Universities and a multitude of government agencies around the world are part of this broader technology effort, with projects to mine tailings that contain rare earths in the Adirondack Mountains of upstate New York, or to insert nickel and iron into cement and create buildings that store energy like a giant battery.
Blockchain is already getting a boost for its use in tracking and tracing the supply chain, allowing companies to prove their green credentials as the energy transition proceeds.
This connects back to the drive to the circular economy, which is focused on recycling what already exists rather than mining more.
Making better use of existing resources also extends to the extraction of byproduct minerals contained in waste, or used products, that were previously ignored.
All of this, of course, requires money.
Like investors, banks have been stepping up pressure on corporates to meet higher ESG standards or risk the loss of financing; others are offering significantly better rates to companies further along the energy transition path.
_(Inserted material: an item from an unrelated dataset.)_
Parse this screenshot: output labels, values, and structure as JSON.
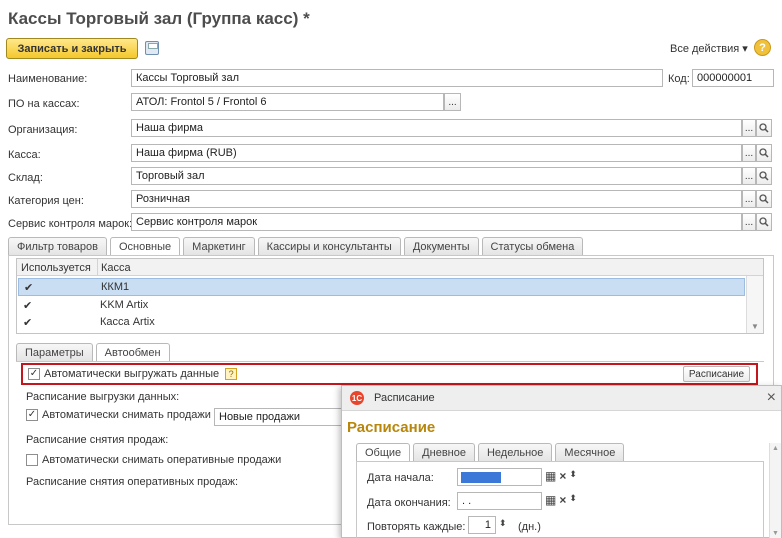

Several financial instruments have been developed, including green bonds and carbon market products aligned with investors’ growing appetite for ESG-aligned financial products. New financial institutions have been created, such as sustainable banks and green funds.
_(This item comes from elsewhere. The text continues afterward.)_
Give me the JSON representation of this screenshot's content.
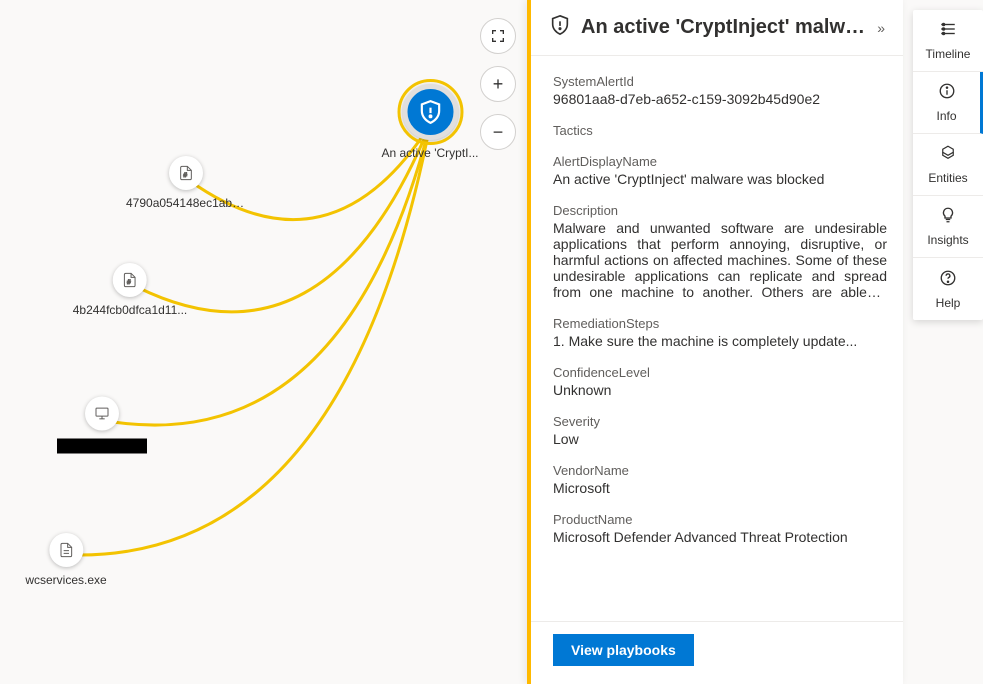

Regulating carbon offsets could also bring new investors - previously deterred by criticism over the system’s effectiveness - into the market.
Transition bonds are meanwhile starting to gain traction as a method for companies to raise finance while reducing their carbon emissions.
Private equity and venture capital firms are also present in the sector, like Paulson & Co’s investment in an antimony project in Idaho and Blackstone’s creation of Onyx Renewable Partners. There are of course long-standing investments by companies including Orion Resource Partners, Appian Capital, Red Kite Mine Finance, Resource Capital Funds and Taurus Funds Management.
Governments are also funding research projects or investing directly in mining projects, such as Canada’s investment in First Cobalt’s refinery in Ontario, Canada and the US’ investment in TechMet Ltd, which has stakes in various projects including Brazilian Nickel, Li-Cycle Corp and US Vanadium.
Subsidies and tax credits are likely to be required more widely to encourage EV adoption and growth, as have been successfully used in China and the EU. Provisions are built into the American Jobs Plan, while the UK has announced plans for EV subsidies.
But the debate over allocation of funds - and who ultimately pays to develop a green economy - has yet to be had.
There is clearly plenty of work to be done, and it is going to require policy makers and business leaders to collaboratively navigate the changing global energy landscape. The green industrial revolution is underway.